La conformité dans une entreprise financière est souvent considéré comme un coût, sinon destructrice de valeur. Pourtant, le coût des non-conformités peuvent se traduire par des pertes financières, des sanctions administratives ou judiciaires, des atteintes à l’image de l’entreprise et une perte de clients. Ainsi, le coût des non-conformités visibles représente 3 à 5% des recettes tandis que celles immergées atteignent facilement 10 à 15% du chiffre d’affaires de l’entreprise. Or, la conformité peut constituer un élément de développement.

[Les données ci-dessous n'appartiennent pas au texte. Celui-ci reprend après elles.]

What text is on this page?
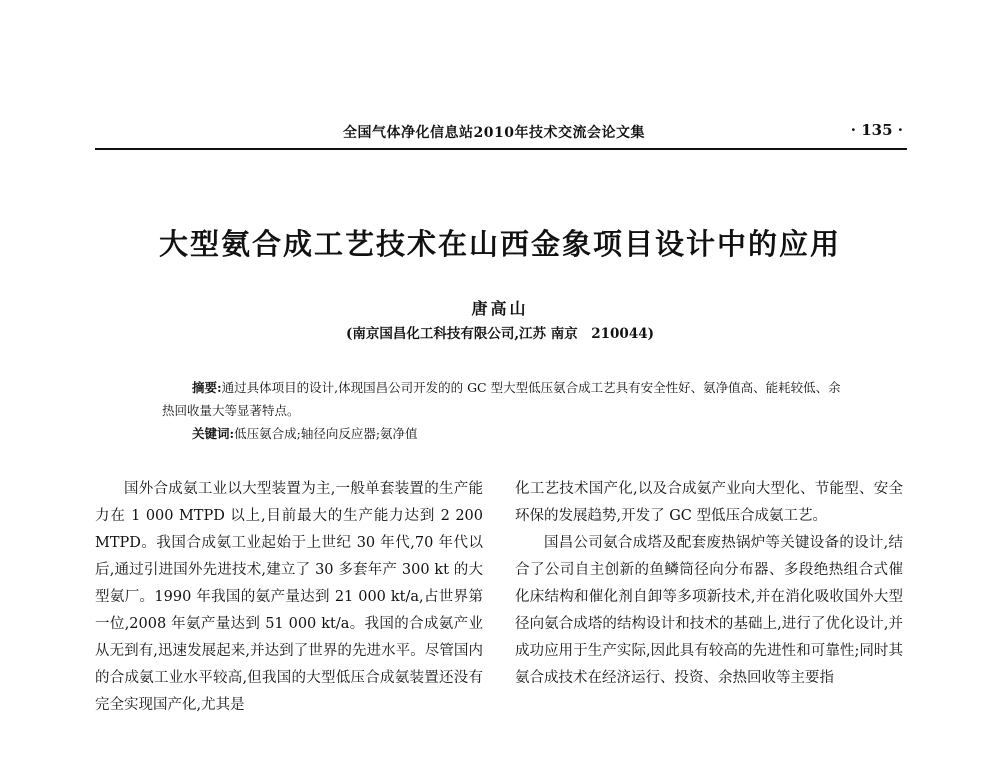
全国气体净化信息站2010年技术交流会论文集	· 135 ·
大型氨合成工艺技术在山西金象项目设计中的应用
唐高山
(南京国昌化工科技有限公司,江苏 南京　210044)

摘要:通过具体项目的设计,体现国昌公司开发的的 GC 型大型低压氨合成工艺具有安全性好、氨净值高、能耗较低、余热回收量大等显著特点。

关键词:低压氨合成;轴径向反应器;氨净值

国外合成氨工业以大型装置为主,一般单套装置的生产能力在 1 000 MTPD 以上,目前最大的生产能力达到 2 200 MTPD。我国合成氨工业起始于上世纪 30 年代,70 年代以后,通过引进国外先进技术,建立了 30 多套年产 300 kt 的大型氨厂。1990 年我国的氨产量达到 21 000 kt/a,占世界第一位,2008 年氨产量达到 51 000 kt/a。我国的合成氨产业从无到有,迅速发展起来,并达到了世界的先进水平。尽管国内的合成氨工业水平较高,但我国的大型低压合成氨装置还没有完全实现国产化,尤其是

化工艺技术国产化,以及合成氨产业向大型化、节能型、安全环保的发展趋势,开发了 GC 型低压合成氨工艺。

国昌公司氨合成塔及配套废热锅炉等关键设备的设计,结合了公司自主创新的鱼鳞筒径向分布器、多段绝热组合式催化床结构和催化剂自卸等多项新技术,并在消化吸收国外大型径向氨合成塔的结构设计和技术的基础上,进行了优化设计,并成功应用于生产实际,因此具有较高的先进性和可靠性;同时其氨合成技术在经济运行、投资、余热回收等主要指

Un article relativement récent rapporte une étude de LexisNexis Risk Solutions. Selon cette étude, la lutte contre le blanchiment des capitaux coûte 18 milliards d’euros aux banques, en hausse de 21% sur les deux dernières années. L’étude prévient que le renforcement de la réglementation devrait encore faire grimper la facture de 16% à 21% selon les établissements en 2017. Mais, le coût est essentiellement porté par les ressources humaines à 73%, contre 27% pour les technologies. En effet, la sécurité financière ne recours pas suffisamment à la technologie. Ainsi, le métier lié à la connaissance client représente ainsi à lui seul 40 % des coûts, mais le facteur humain est un facteur indispensable au succès de la lutte contre la criminalité financière : 97% des banques déclarent qu’elles dépendent avant tout de la vigilance de leur personnel pour la détection des activités suspectes.

Il y a ici non seulement une importante transformation de ces métiers vers une industrialisation, sans pour autant retirer le caractère humain de l’analyse. Sauf qu’il faut aussi mutualiser les données collectées dans le cadre de la LCB-FT avec d’autres directions de l’entreprise, notamment le développement. En effet, les données peuvent servir aussi bien au contrôle et au filtrage mais aussi à répondre aux exigences de la DDA ou à la connaissance de son portefeuille pour proposer les produits adaptés à ses clientèles.

Dès lors, nous avons ici un exemple d’opportunités pour lequel les exigences de la conformité peuvent être utiles aux autres métiers de l’entreprise. C’est peut-être là que repose la transformation de la conformité d’une fonction de gardienne du temple, perçue souvent négativement, en une fonction qui constitue une force de proposition d’une part et un acteur du développement.

D’abord, la conformité doit se décloisonner. Elle reste la référente de ce qui peut être réalisé ou non. Mais, elle doit s’ouvrir aux problématiques actuelles (et futures) de l’entreprise afin de proposer des solutions conformes. Ainsi, sans sortir de son rôle, elle permet de changer la perception des métiers en étant plus en position uniquement défensive, mais en entrant dans une posture constructive. Ce n’est plus la conformité qui empêche de vendre, mais la fonction que l’on vient voir pour résoudre ses difficultés.

Aussi, avec les exigences réglementaires croissantes, la conformité a un rôle à jouer. Elle peut constituer un atout dans la palette commerciale. En effet, aux côtés des produits financiers, des services associés, un package de conformité peut être proposé aux clients professionnels. Le tsunami réglementaire étant ce qu’il est, et n’étant pas près de s’arrêter, il y a là un terrain pour dire que l’entreprise est conforme et que sa fonction conformité peut accompagner les professionnels que peuvent l’être les distributeurs ou les délégataires.

Pour réussir cette mutation, la conformité doit prendre le virage de toutes les transformations : digital, intelligence artificielle, croissance des flux de données, big data, etc. Elle doit accompagner ces changements majeurs et s’en imprégner.